Type:SwitchParameter
Position:Named
Default value:False
Required:False
Accept pipeline input:False
Accept wildcard characters:False

-Scope

Hiermee geeft u het bereik op dat wordt beïnvloed door een uitvoeringsbeleid. Het standaardbereik is LocalMachine.

Het effectieve uitvoeringsbeleid wordt als volgt bepaald door de volgorde van prioriteit:

  • MachinePolicy- Ingesteld door een groepsbeleid voor alle gebruikers van de computer
  • UserPolicy- Ingesteld door een groepsbeleid voor de huidige gebruiker van de computer
  • Process - Alleen van invloed op de huidige PowerShell-sessie
  • LocalMachine - Standaardbereik dat van invloed is op alle gebruikers van de computer
  • CurrentUser - Alleen van invloed op de huidige gebruiker

Het Process bereik is alleen van invloed op de huidige PowerShell-sessie.
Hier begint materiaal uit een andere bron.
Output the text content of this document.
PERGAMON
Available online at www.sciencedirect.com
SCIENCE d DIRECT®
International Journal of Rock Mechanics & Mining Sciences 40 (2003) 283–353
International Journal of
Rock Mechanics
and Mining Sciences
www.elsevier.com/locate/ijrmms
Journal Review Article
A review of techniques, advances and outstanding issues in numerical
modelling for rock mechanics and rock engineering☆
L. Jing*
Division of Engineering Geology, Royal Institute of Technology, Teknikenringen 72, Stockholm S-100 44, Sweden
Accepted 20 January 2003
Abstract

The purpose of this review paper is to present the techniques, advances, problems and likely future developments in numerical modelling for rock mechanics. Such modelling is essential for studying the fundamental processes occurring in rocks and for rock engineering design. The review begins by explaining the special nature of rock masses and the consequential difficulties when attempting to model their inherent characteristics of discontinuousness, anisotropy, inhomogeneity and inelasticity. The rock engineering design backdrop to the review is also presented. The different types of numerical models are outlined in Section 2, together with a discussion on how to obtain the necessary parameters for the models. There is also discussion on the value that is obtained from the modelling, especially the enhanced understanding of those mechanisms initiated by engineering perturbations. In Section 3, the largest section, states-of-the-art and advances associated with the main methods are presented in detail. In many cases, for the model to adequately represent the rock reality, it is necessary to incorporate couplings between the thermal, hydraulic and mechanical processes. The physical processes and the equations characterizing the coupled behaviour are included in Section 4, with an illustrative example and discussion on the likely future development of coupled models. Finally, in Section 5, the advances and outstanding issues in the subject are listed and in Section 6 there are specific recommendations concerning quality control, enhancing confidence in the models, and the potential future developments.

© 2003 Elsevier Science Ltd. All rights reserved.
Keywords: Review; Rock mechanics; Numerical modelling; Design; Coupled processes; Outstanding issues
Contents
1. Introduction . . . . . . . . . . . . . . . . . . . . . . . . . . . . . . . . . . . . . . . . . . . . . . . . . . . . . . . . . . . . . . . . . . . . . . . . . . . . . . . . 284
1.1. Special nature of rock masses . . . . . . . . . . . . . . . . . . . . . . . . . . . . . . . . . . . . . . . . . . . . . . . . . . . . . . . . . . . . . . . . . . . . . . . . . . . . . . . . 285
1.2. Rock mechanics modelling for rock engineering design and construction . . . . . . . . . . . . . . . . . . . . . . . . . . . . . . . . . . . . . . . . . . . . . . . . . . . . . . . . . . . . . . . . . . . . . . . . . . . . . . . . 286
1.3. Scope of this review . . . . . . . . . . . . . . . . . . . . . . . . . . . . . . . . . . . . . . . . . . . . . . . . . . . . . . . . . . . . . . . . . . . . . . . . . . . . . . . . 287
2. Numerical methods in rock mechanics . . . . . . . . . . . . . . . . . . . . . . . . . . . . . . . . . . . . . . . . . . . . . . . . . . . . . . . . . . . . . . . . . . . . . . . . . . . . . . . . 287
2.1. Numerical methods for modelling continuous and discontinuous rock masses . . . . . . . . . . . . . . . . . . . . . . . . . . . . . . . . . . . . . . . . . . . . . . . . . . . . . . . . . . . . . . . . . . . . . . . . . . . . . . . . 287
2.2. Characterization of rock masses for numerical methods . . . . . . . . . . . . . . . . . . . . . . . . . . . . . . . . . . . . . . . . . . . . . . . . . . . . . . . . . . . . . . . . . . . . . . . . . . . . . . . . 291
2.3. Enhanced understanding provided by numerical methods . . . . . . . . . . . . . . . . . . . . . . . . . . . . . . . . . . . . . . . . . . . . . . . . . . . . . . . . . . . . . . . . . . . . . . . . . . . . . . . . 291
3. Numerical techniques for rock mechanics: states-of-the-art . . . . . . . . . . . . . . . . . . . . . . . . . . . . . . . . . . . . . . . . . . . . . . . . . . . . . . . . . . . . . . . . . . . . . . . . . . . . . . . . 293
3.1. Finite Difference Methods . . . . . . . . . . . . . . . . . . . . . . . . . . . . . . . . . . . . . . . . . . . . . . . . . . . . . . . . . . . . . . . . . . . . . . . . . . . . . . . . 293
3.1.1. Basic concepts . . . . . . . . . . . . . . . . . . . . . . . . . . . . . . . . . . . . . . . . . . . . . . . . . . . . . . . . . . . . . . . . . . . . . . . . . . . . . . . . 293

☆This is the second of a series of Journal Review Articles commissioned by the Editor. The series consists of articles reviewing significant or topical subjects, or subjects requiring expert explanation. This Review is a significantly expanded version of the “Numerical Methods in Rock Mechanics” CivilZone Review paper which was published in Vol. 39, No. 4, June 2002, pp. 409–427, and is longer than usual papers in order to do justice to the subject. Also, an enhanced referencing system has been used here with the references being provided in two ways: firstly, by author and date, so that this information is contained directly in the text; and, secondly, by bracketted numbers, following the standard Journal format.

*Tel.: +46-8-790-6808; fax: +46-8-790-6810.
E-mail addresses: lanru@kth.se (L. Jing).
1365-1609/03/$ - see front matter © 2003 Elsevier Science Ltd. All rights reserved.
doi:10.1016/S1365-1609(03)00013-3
Het uitvoeringsbeleid wordt opgeslagen in de omgevingsvariabele $env:PSExecutionPolicyPreferencein plaats van in het register. Wanneer de PowerShell-sessie wordt gesloten, worden de variabele en waarde verwijderd.

Uitvoeringsbeleid voor het CurrentUser bereik wordt naar de registercomponent HKEY_LOCAL_USERgeschreven.

Uitvoeringsbeleid voor het LocalMachine bereik wordt naar de registercomponent HKEY_LOCAL_MACHINEgeschreven.

Type:ExecutionPolicyScope
Accepted values:CurrentUser, LocalMachine, MachinePolicy, Process, UserPolicy
Position:1
Default value:LocalMachine
Required:False
Accept pipeline input:True
Accept wildcard characters:False

-WhatIf

Hiermee wordt weergegeven wat er zou gebeuren als u de cmdlet uitvoert. De cmdlet wordt niet uitgevoerd.

Type:SwitchParameter
Aliases:wi
Position:Named
Default value:False
Required:False
Accept pipeline input:False
Accept wildcard characters:False

Invoerwaarden

ExecutionPolicy

U kunt een uitvoeringsbeleidsobject doorsluisen naar deze cmdlet.

String

U kunt een tekenreeks met de naam van een uitvoeringsbeleid doorspezen naar deze cmdlet.

Uitvoerwaarden

None

Deze cmdlet retourneert geen uitvoer.

Notities

Set-ExecutionPolicy wijzigt de MachinePolicy bereiken en UserPolicy niet omdat deze zijn ingesteld door groepsbeleid.

Set-ExecutionPolicyoverschrijft een groepsbeleid niet, zelfs niet als de gebruikersvoorkeur restrictiever is dan het beleid.

Als de groepsbeleid Scriptuitvoering inschakelen is ingeschakeld voor de computer of gebruiker, wordt de gebruikersvoorkeur opgeslagen, maar niet effectief. PowerShell geeft een bericht weer waarin het conflict wordt uitgelegd.